Se há algo que não se pode dizer deste governo é que ele não age como um polido cavalheiro que, com afinco e determinação, faz as mais belas mesuras e os mais líricos cortejos à liberdade econômica. Mas o que o governo parece se esquecer é que a liberdade econômica não anda sozinha, já que é irmã siamesa — além de amiga íntima — da liberdade contratual. Por isso, fazer a corte a uma, sem se lembrar da outra, é o caminho do insucesso, ao passo que, para encantar a primeira, nada melhor do que fortalecer a segunda. É por isso que tratar com simplicidade e clareza a liberdade contratual é o que melhor se pode fazer para garantir a realização da liberdade econômica. Regras pomposas e de aplicação incerta são o oposto. Atingem as duas. Ao lermos as disposições da MP 881, o que se vê é que o governo ainda não aprendeu essa lição.
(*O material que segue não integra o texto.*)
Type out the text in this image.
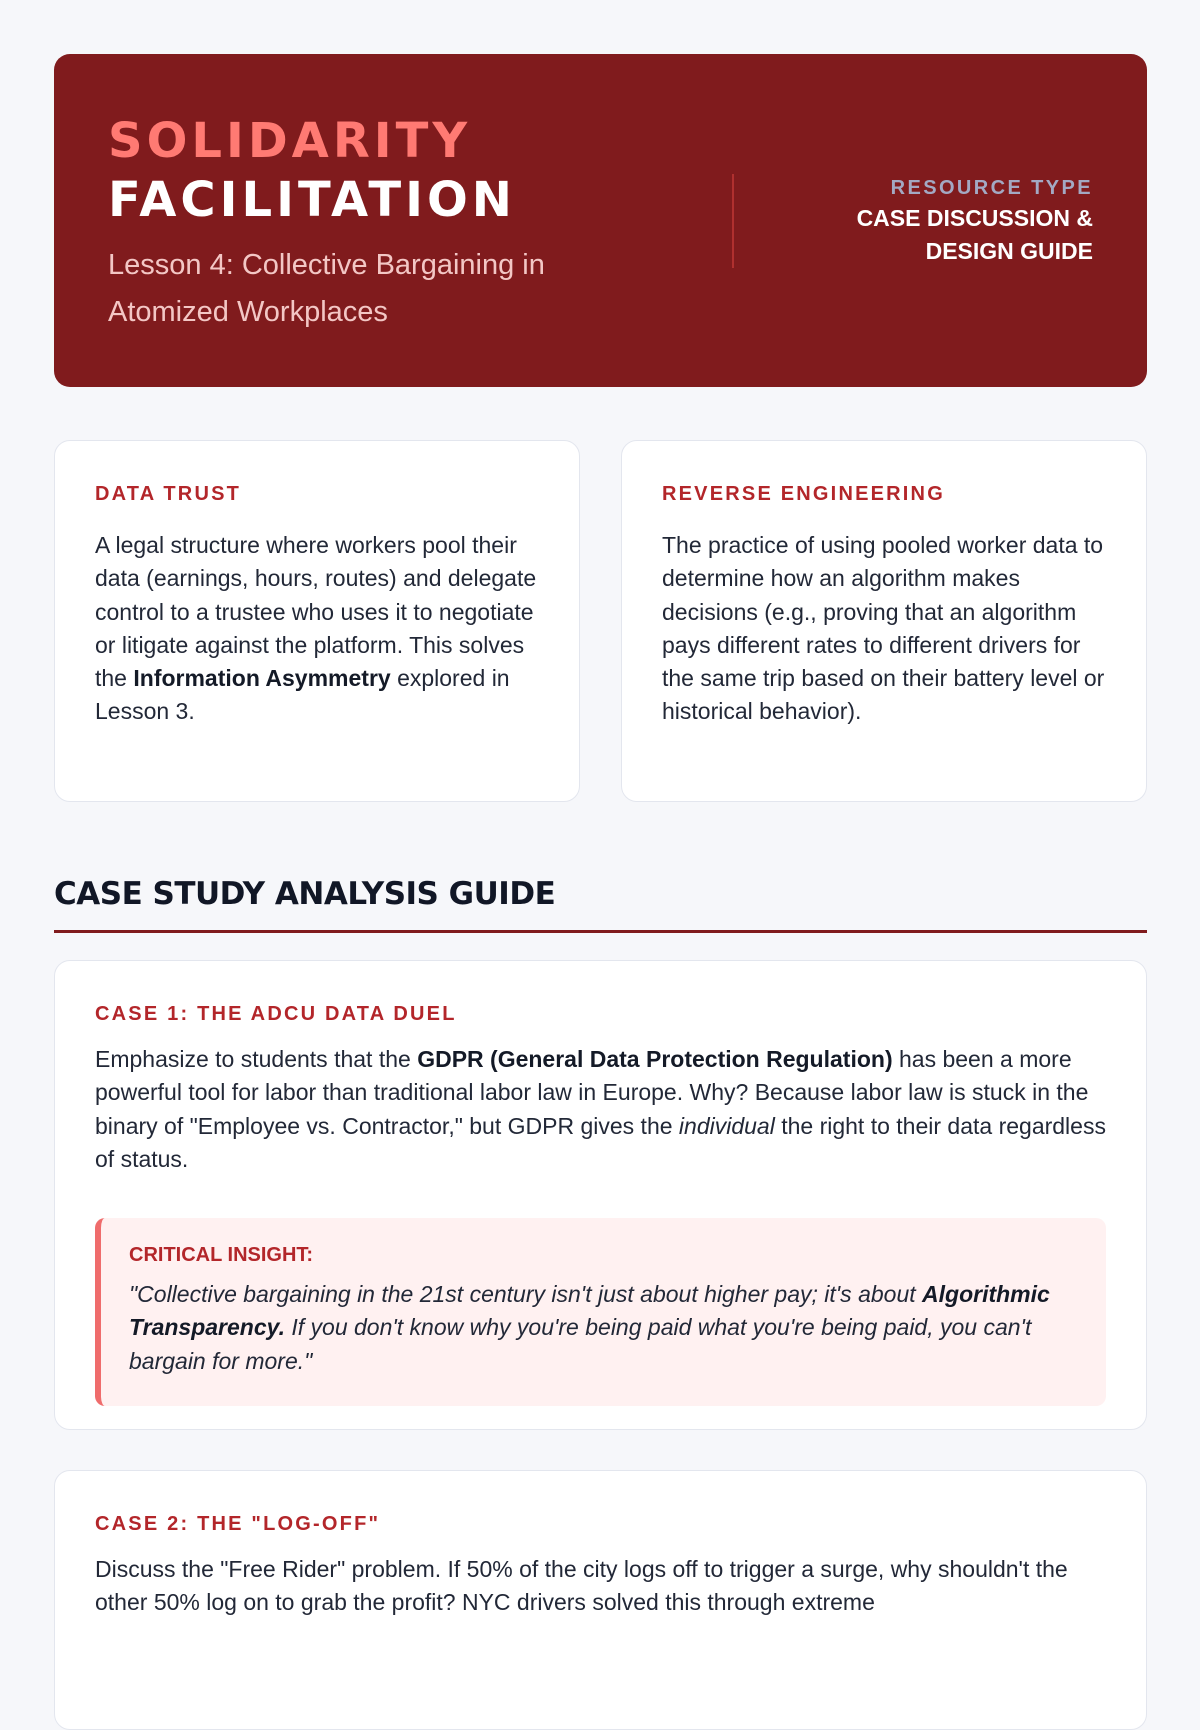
SOLIDARITY
FACILITATION
Lesson 4: Collective Bargaining in Atomized Workplaces
RESOURCE TYPE
CASE DISCUSSION & DESIGN GUIDE
DATA TRUST

A legal structure where workers pool their data (earnings, hours, routes) and delegate control to a trustee who uses it to negotiate or litigate against the platform. This solves the Information Asymmetry explored in Lesson 3.

REVERSE ENGINEERING

The practice of using pooled worker data to determine how an algorithm makes decisions (e.g., proving that an algorithm pays different rates to different drivers for the same trip based on their battery level or historical behavior).

CASE STUDY ANALYSIS GUIDE
CASE 1: THE ADCU DATA DUEL

Emphasize to students that the GDPR (General Data Protection Regulation) has been a more powerful tool for labor than traditional labor law in Europe. Why? Because labor law is stuck in the binary of "Employee vs. Contractor," but GDPR gives the individual the right to their data regardless of status.

CRITICAL INSIGHT:

"Collective bargaining in the 21st century isn't just about higher pay; it's about Algorithmic Transparency. If you don't know why you're being paid what you're being paid, you can't bargain for more."

CASE 2: THE "LOG-OFF"

Discuss the "Free Rider" problem. If 50% of the city logs off to trigger a surge, why shouldn't the other 50% log on to grab the profit? NYC drivers solved this through extreme
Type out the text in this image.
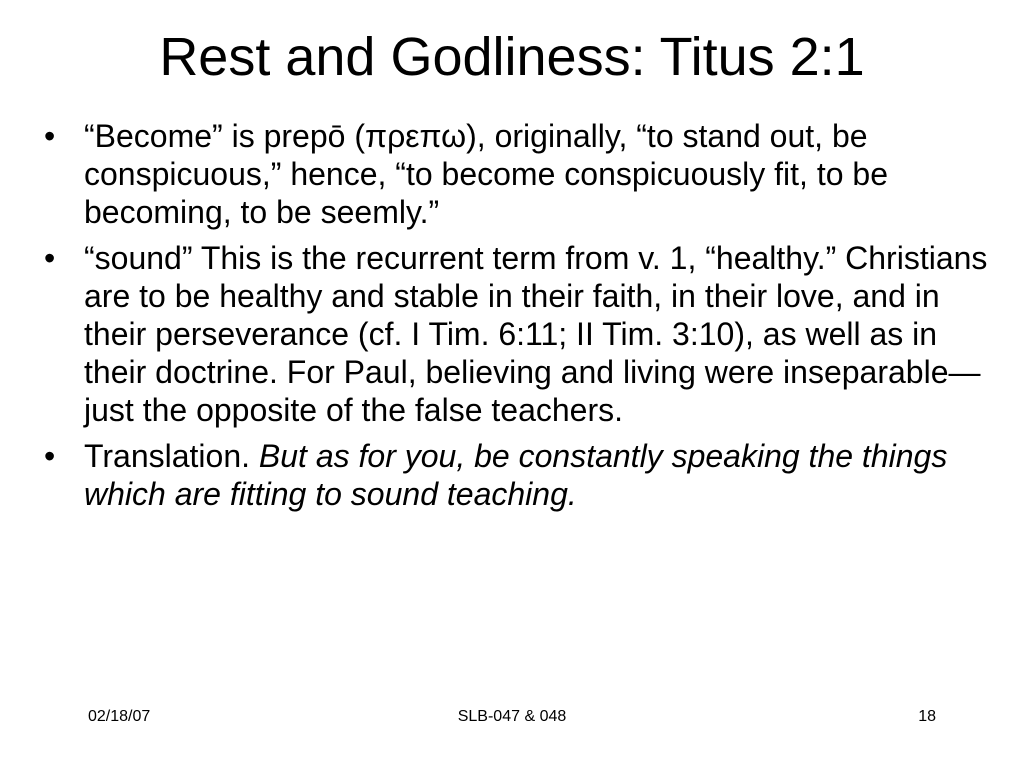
Rest and Godliness: Titus 2:1
• “Become” is prepō (πρεπω), originally, “to stand out, be conspicuous,” hence, “to become conspicuously fit, to be becoming, to be seemly.”
• “sound” This is the recurrent term from v. 1, “healthy.” Christians are to be healthy and stable in their faith, in their love, and in their perseverance (cf. I Tim. 6:11; II Tim. 3:10), as well as in their doctrine. For Paul, believing and living were inseparable—just the opposite of the false teachers.
• Translation. But as for you, be constantly speaking the things which are fitting to sound teaching.
02/18/07	SLB-047 & 048	18
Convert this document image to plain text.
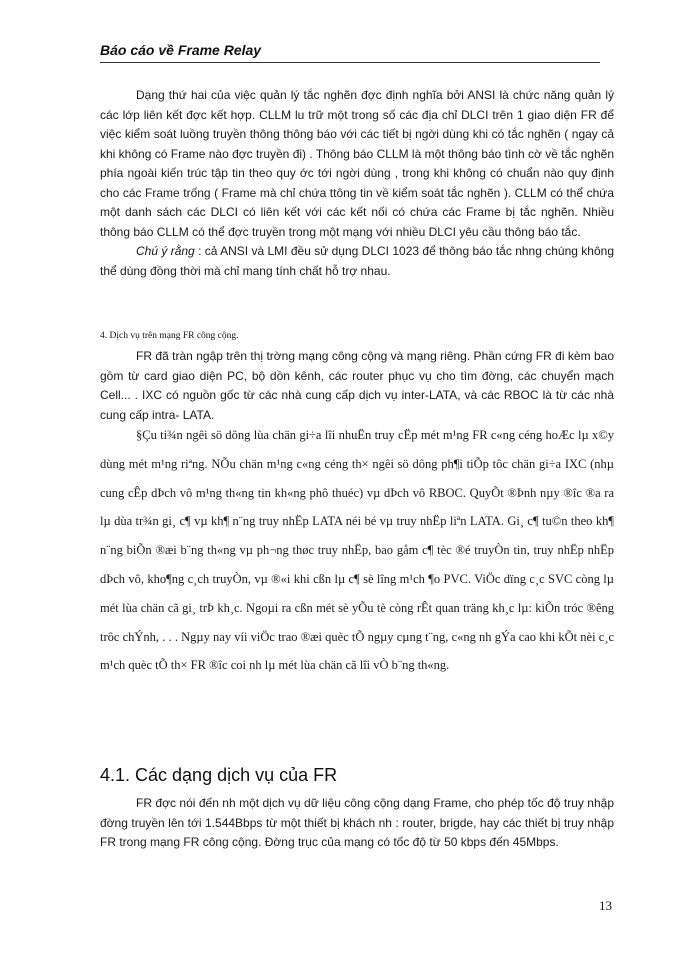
Báo cáo về Frame Relay

Dạng thứ hai của việc quản lý tắc nghẽn đợc định nghĩa bởi ANSI là chức năng quản lý các lớp liên kết đợc kết hợp. CLLM lu trữ một trong số các địa chỉ DLCI trên 1 giao diện FR để việc kiểm soát luồng truyền thông thông báo với các tiết bị ngời dùng khi có tắc nghẽn ( ngay cả khi không có Frame nào đợc truyền đi) . Thông báo CLLM là một thông báo tình cờ về tắc nghẽn phía ngoài kiến trúc tập tin theo quy ớc tới ngời dùng , trong khi không có chuẩn nào quy định cho các Frame trống ( Frame mà chỉ chứa ttông tin về kiểm soát tắc nghẽn ). CLLM có thể chứa một danh sách các DLCI có liên kết với các kết nối có chứa các Frame bị tắc nghẽn. Nhiều thông báo CLLM có thể đợc truyền trong một mạng với nhiều DLCI yêu cầu thông báo tắc.

Chú ý rằng : cả ANSI và LMI đều sử dụng DLCI 1023 để thông báo tắc nhng chúng không thể dùng đồng thời mà chỉ mang tính chất hỗ trợ nhau.

4. Dịch vụ trên mạng FR công cộng.

FR đã tràn ngập trên thị trờng mạng công cộng và mạng riêng. Phần cứng FR đi kèm bao gồm từ card giao diện PC, bộ dồn kênh, các router phục vụ cho tìm đờng, các chuyển mạch Cell... . IXC có nguồn gốc từ các nhà cung cấp dịch vụ inter-LATA, và các RBOC là từ các nhà cung cấp intra- LATA.

§Çu ti¾n ngêi sö dông lùa chän gi÷a lîi nhuËn truy cËp mét m¹ng FR c«ng céng hoÆc lµ x©y dùng mét m¹ng riªng. NÕu chän m¹ng c«ng céng th× ngêi sö dông ph¶i tiÕp tôc chän gi÷a IXC (nhµ cung cÊp dÞch vô m¹ng th«ng tin kh«ng phô thuéc) vµ dÞch vô RBOC. QuyÕt ®Þnh nµy ®îc ®a ra lµ dùa tr¾n gi¸ c¶ vµ kh¶ n¨ng truy nhËp LATA néi bé vµ truy nhËp liªn LATA. Gi¸ c¶ tu©n theo kh¶ n¨ng biÕn ®æi b¨ng th«ng vµ ph¬ng thøc truy nhËp, bao gåm c¶ tèc ®é truyÒn tin, truy nhËp nhËp dÞch vô, kho¶ng c¸ch truyÒn, vµ ®«i khi cßn lµ c¶ sè lîng m¹ch ¶o PVC. ViÖc dïng c¸c SVC còng lµ mét lùa chän cã gi¸ trÞ kh¸c. Ngoµi ra cßn mét sè yÕu tè còng rÊt quan träng kh¸c lµ: kiÕn tróc ®êng trôc chÝnh, . . . Ngµy nay víi viÖc trao ®æi quèc tÕ ngµy cµng t¨ng, c«ng nh gÝa cao khi kÕt nèi c¸c m¹ch quèc tÕ th× FR ®îc coi nh lµ mét lùa chän cã lîi vÒ b¨ng th«ng.

4.1. Các dạng dịch vụ của FR

FR đợc nói đến nh một dịch vụ dữ liệu công cộng dạng Frame, cho phép tốc độ truy nhập đờng truyền lên tới 1.544Bbps từ một thiết bị khách nh : router, brigde, hay các thiết bị truy nhập FR trong mạng FR công cộng. Đờng trục của mạng có tốc độ từ 50 kbps đến 45Mbps.

13
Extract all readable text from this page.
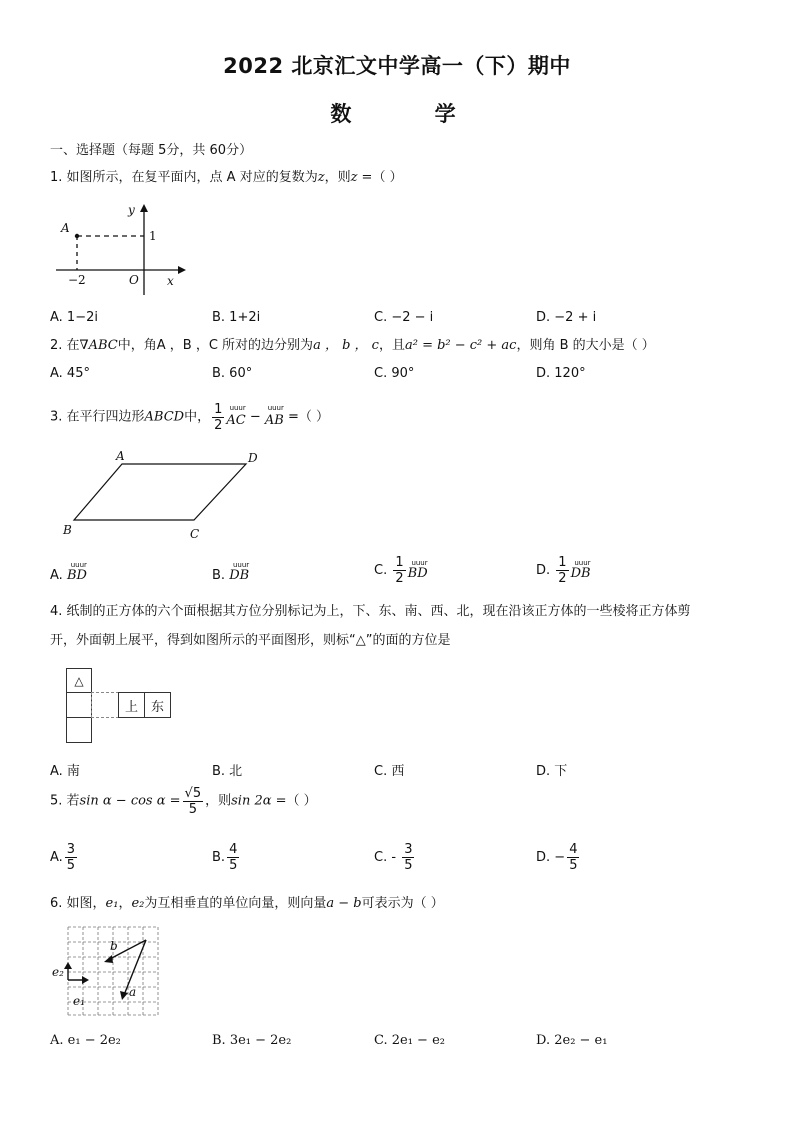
2022 北京汇文中学高一（下）期中
数 学
一、选择题（每题 5分，共 60分）
1. 如图所示，在复平面内，点 A 对应的复数为z，则z =（ ）
y
x
O
A
1
−2
A. 1−2i	B. 1+2i	C. −2 − i	D. −2 + i
2. 在∇ABC中，角A ，B ，C 所对的边分别为a ， b ， c，且a² = b² − c² + ac，则角 B 的大小是（ ）
A. 45°	B. 60°	C. 90°	D. 120°
3. 在平行四边形ABCD中， $\frac{1}{2}$ uuur
AC −
uuur
AB =（ ）
A	D
B	C
A.
uuur
BD	B.
uuur
DB	C. $\frac{1}{2}$ uuur
BD	D. $\frac{1}{2}$ uuur
DB
4. 纸制的正方体的六个面根据其方位分别标记为上，下、东、南、西、北，现在沿该正方体的一些棱将正方体剪
开，外面朝上展平，得到如图所示的平面图形，则标“△”的面的方位是
△
上 东
A. 南	B. 北	C. 西	D. 下
5. 若$\sin \alpha - \cos \alpha = \frac{√5}{5}$ ，则sin 2α =（ ）
A. $\frac{3}{5}$	B. $\frac{4}{5}$	C. - $\frac{3}{5}$	D. − $\frac{4}{5}$
6. 如图，e₁，e₂为互相垂直的单位向量，则向量a − b可表示为（ ）
b
a
e₂
e₁
A. e₁ − 2e₂	B. 3e₁ − 2e₂	C. 2e₁ − e₂	D. 2e₂ − e₁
Em matéria contratual, a MP 881 modifica o Código Civil de duas formas: altera a redação de dois dos seus artigos (artigos 421 e 423) e introduz dois novos dispositivos (artigos 480-A e 480-B). A nova redação do artigo 421 vincula a função social do contrato à declaração de direitos de liberdade econômica. O que motivou a alteração é a vagueza da expressão “função social do contrato”, conceito jurídico pouco denso e recente na nossa doutrina. Para combater tal vagueza, a MP 881 atrelou a função social dos contratos à declaração de direitos de liberdade econômica, um texto ainda mais vago e composto de conceitos menos densos e mais recentes do que a versão anterior. O resultado prático é a necessidade de novas interpretações, a serem feitas sobretudo pelo Judiciário. Ou seja, o texto traz mais inseguranças aos negócios, e o conceito de função social do contrato, que acabou demonstrando pouca aptidão para gerar consequências contratuais relevantes, voltará a ser foco de incertezas.

A nova redação do artigo 423 altera a regulação dos contratos de adesão e passa a atingir os chamados contratos paritários, aqueles não formados por adesão. Conforme o seu novo parágrafo único, “nos contratos não atingidos pelo disposto no caput, exceto se houver disposição específica em lei, a dúvida na interpretação beneficia a parte que não redigiu a cláusula controvertida”. A formulação da nova regra parece indicar, no mínimo, o exercício do absurdo, pois deixa em xeque permanente o redator de qualquer cláusula contratual. Mantida a versão atual, todo ato de redação contratual será considerado um elemento decisivo de prova em uma possível disputa interpretativa. Há que se lembrar que a maioria das disputas contratuais decorre exatamente da interpretação de cláusulas. Quem, a partir da MP 881, se arriscará a redigir cláusulas contratuais?

Por sua vez, os artigos 480-A e 480-B possuem um mesmo intuito: diferenciar os contratos entre si, criando a categoria dos “contratos interempresariais”. A ideia, em si, é interessante, mas sua aplicação implica diversas e graves dificuldades. Não há uma delimitação de “contratos interempresariais” e muitas relações abrangíveis por essa regra estariam excluídas dela, como é o caso das relações ditas “parassociais” (acordo de sócios) ou dos contratos envolvendo atividades não classificáveis como empresárias, como é o caso dos profissionais liberais. Além disso, as alterações propostas pelos novos dispositivos, em seus efeitos, separam o que não seria separável, pois os demais contratos, em tese não classificáveis como “interempresariais”, já se encontram assim regulados, mesmo antes das novas regras. Em outras palavras, os novos dispositivos lutam para diferenciar o que, em alguns casos, é de difícil separação, mas, ao fazê-lo, nada agregam além de dúvidas, tanto acerca da sua própria aplicação quanto a respeito do regime aplicável para uma série de contratos não expressamente referidos.

Parece claro que o governo, ao agir como legislador, esteve imbuído das melhores intenções. Mas, no exercício da sua paixão, esqueceu-se de que a liberdade econômica não anda sozinha, mas sempre acompanhada da liberdade contratual. Esta, por sua vez, não se realiza apenas com boas intenções ou com listas de belas declarações, mas sim com regras claras e estáveis. É exatamente isso que não fez a MP 881. Ao se cegar pela paixão, a MP acabou por se perder em contrassensos e tornou mais forte exatamente aquilo que intencionava enfraquecer.

Jorge Cesa é sócio do Souto Correa Advogados e doutor em Direito.